NO WAY! Court dismisses appeal against 25-year sentence for rape
A man who pleaded guilty to raping a one-legged woman over several days in 2003, has failed in his attempts to have his sentence of 25 years’ imprisonment overturned by the Court of Appeal.
In a judgment handed down last month, the court ruled that the sentence of the convict, Charlie Junior, who pleaded guilty to rape on March 4, 2016, was not excessive.
The allegations were that on July 31, 2003, Junior forcibly abducted the physically-impaired complainant, who had a foot missing. He bluntly told her that he was now her man, and she would have to stay with him.
He took her to a hut, where he kept her for several days, during which time he repeated had sexual intercourse with her without her consent.
Sometime after, he took her back to her house.
The woman then made a report to the police, and a warrant was issued for Junior’s arrest.
The Appeal Court noted that the warrant was not executed until February of 2006, when Junior was arrested and charged.
In the written judgment, prepared by Appeal Court Judge, Justice Patrick Brooks, he said no explanation was given for the long delay in apprehending Junior, or for the delay in him pleading guilty.
However, according to Justice Brooks, “an antecedent report, which was produced as a precursor to (his) sentencing (for the 2003 rape case), showed that Mr Junior had 10 previous convictions recorded against his name. Two of those were for abduction, two for rape, one for indecent assault, and one for manslaughter. The indecent assault conviction was in 1975. The abduction and rape convictions were all on the same date in 2007. The manslaughter conviction was in 2013.”
Junior was, at the time of sentencing in the present case, serving sentences in respect of the abduction, rape and manslaughter convictions.

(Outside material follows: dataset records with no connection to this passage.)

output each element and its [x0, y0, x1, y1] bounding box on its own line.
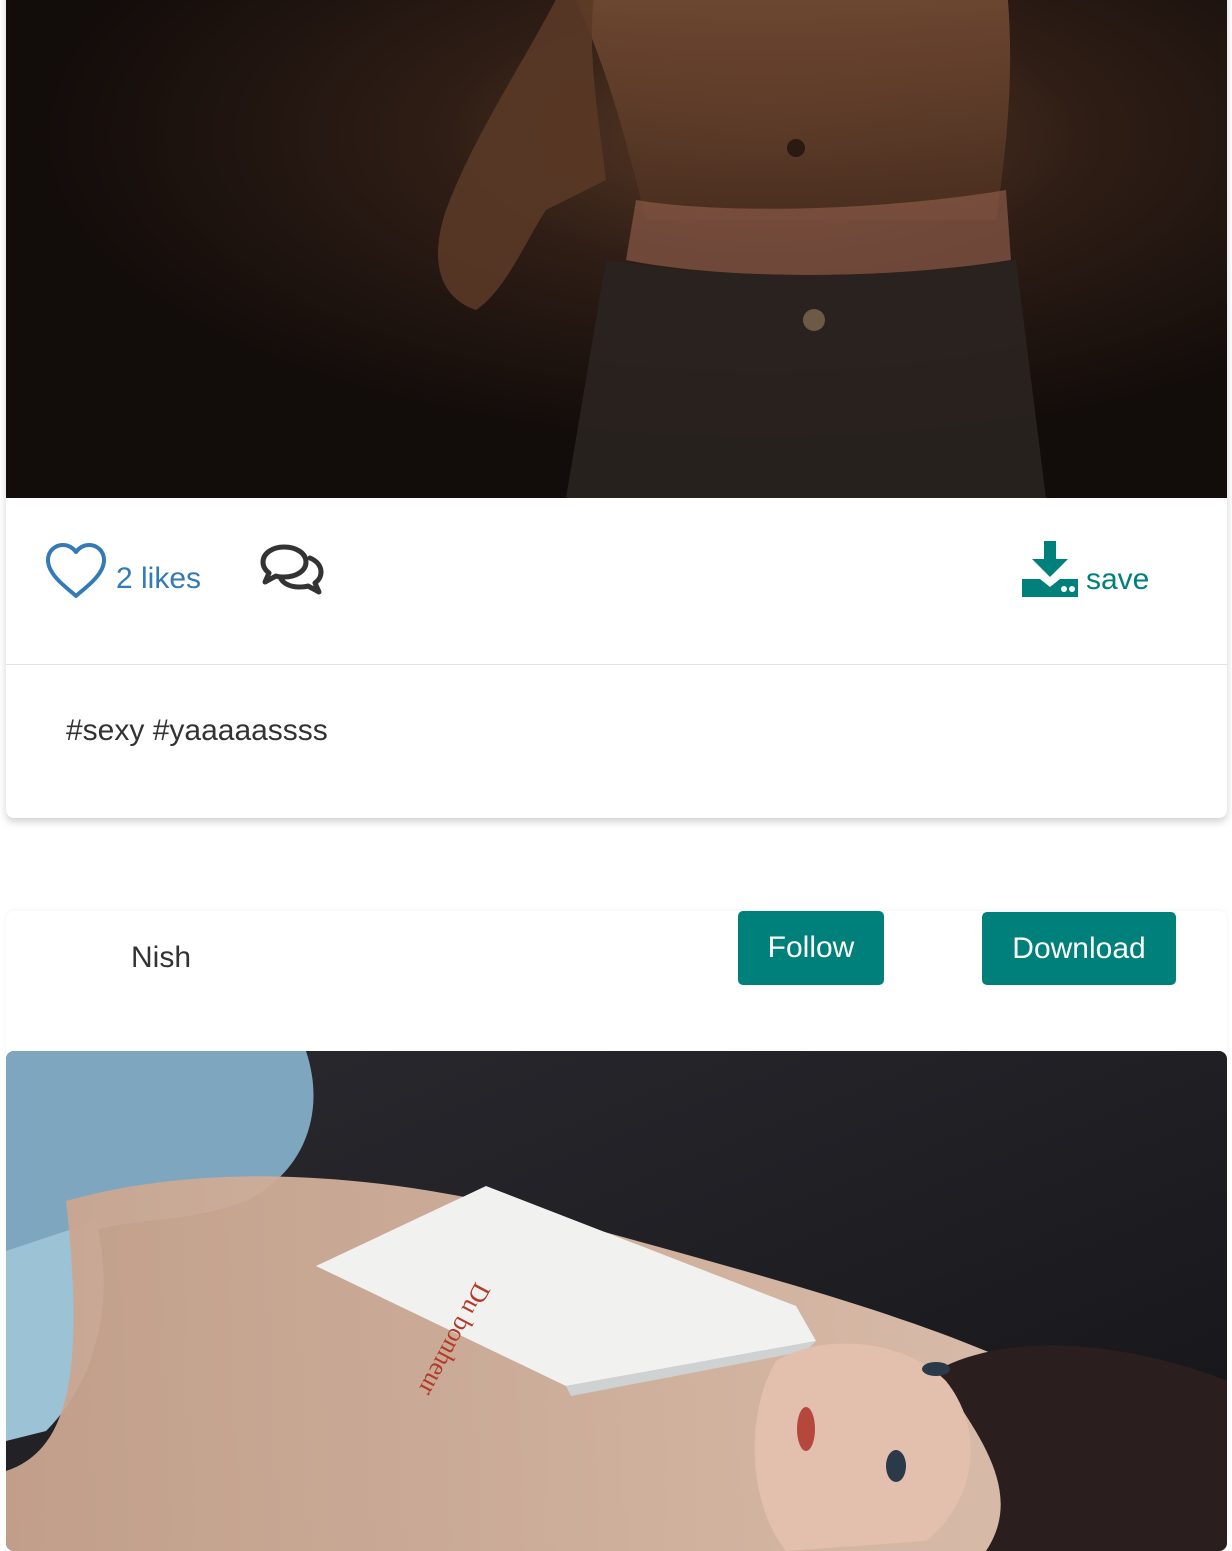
comments-button[interactable] [259, 544, 325, 596]
like-count[interactable]: 2 likes [116, 562, 201, 596]
like-button[interactable]: 2 likes [44, 541, 201, 601]
post-card: Nish Follow Download Du bonheur [6, 911, 1227, 1551]
download-button[interactable]: Download [982, 912, 1176, 985]
comments-icon[interactable] [259, 544, 325, 596]
post-photo[interactable]: Du bonheur [6, 1051, 1227, 1551]
post-photo[interactable] [6, 0, 1227, 498]
action-bar: 2 likes save [6, 498, 1227, 665]
save-button[interactable]: save [1020, 535, 1149, 599]
heart-outline-icon[interactable] [44, 542, 108, 600]
post-caption: #sexy #yaaaaassss [66, 714, 328, 747]
username[interactable]: Nish [131, 941, 191, 975]
save-label[interactable]: save [1086, 563, 1149, 597]
download-drive-icon[interactable] [1020, 541, 1080, 599]
post-card: 2 likes save #sexy #yaaaaassss [6, 0, 1227, 818]
follow-button[interactable]: Follow [738, 911, 884, 985]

Justice Brooks said that on March 17, 2016, the judge sentenced Junior to 25 years’ imprisonment, and ordered it to be reduced by one year.
“The reduction was in recognition, said the learned sentencing judge, of some of the time that Mr Junior had served in custody prior to his conviction in relation to the offence,” Justice Brooks wrote.
However, he added that, “The learned sentencing judge refused to give credit to Mr Junior for the entire time that he was in custody. She based her refusal on the fact that, for the period in excess of that year, Mr Junior was serving sentences for other offences.”
The sentencing judge is recorded in a transcript of the 2016 sentencing as saying: “So, what I am saying… the Court takes into consideration time served in custody for the offence. It’s only one year you are telling me that he would have served in prison for this offence, one year prior to being sentenced. So (the) maximum I would have (to) take into consideration is just one year. I couldn’t take into consideration the prison years, because those prison years were as a consequence of (other) convictions.”
But Junior’s attorney later filed an appeal, claiming that he should have been given credit for the entire 10 years that he was in custody prior to being sentenced.
However, the Court of Appeal agreed with the sentencing judge, and ruled that Junior was not entitled to be credited for the period he spent in custody, because he was serving other sentences before he pleaded guilty to the rape charge.
The court disclosed that if Junior had pleaded guilty to the rape charge at an earlier stage, his sentence would have been shorter.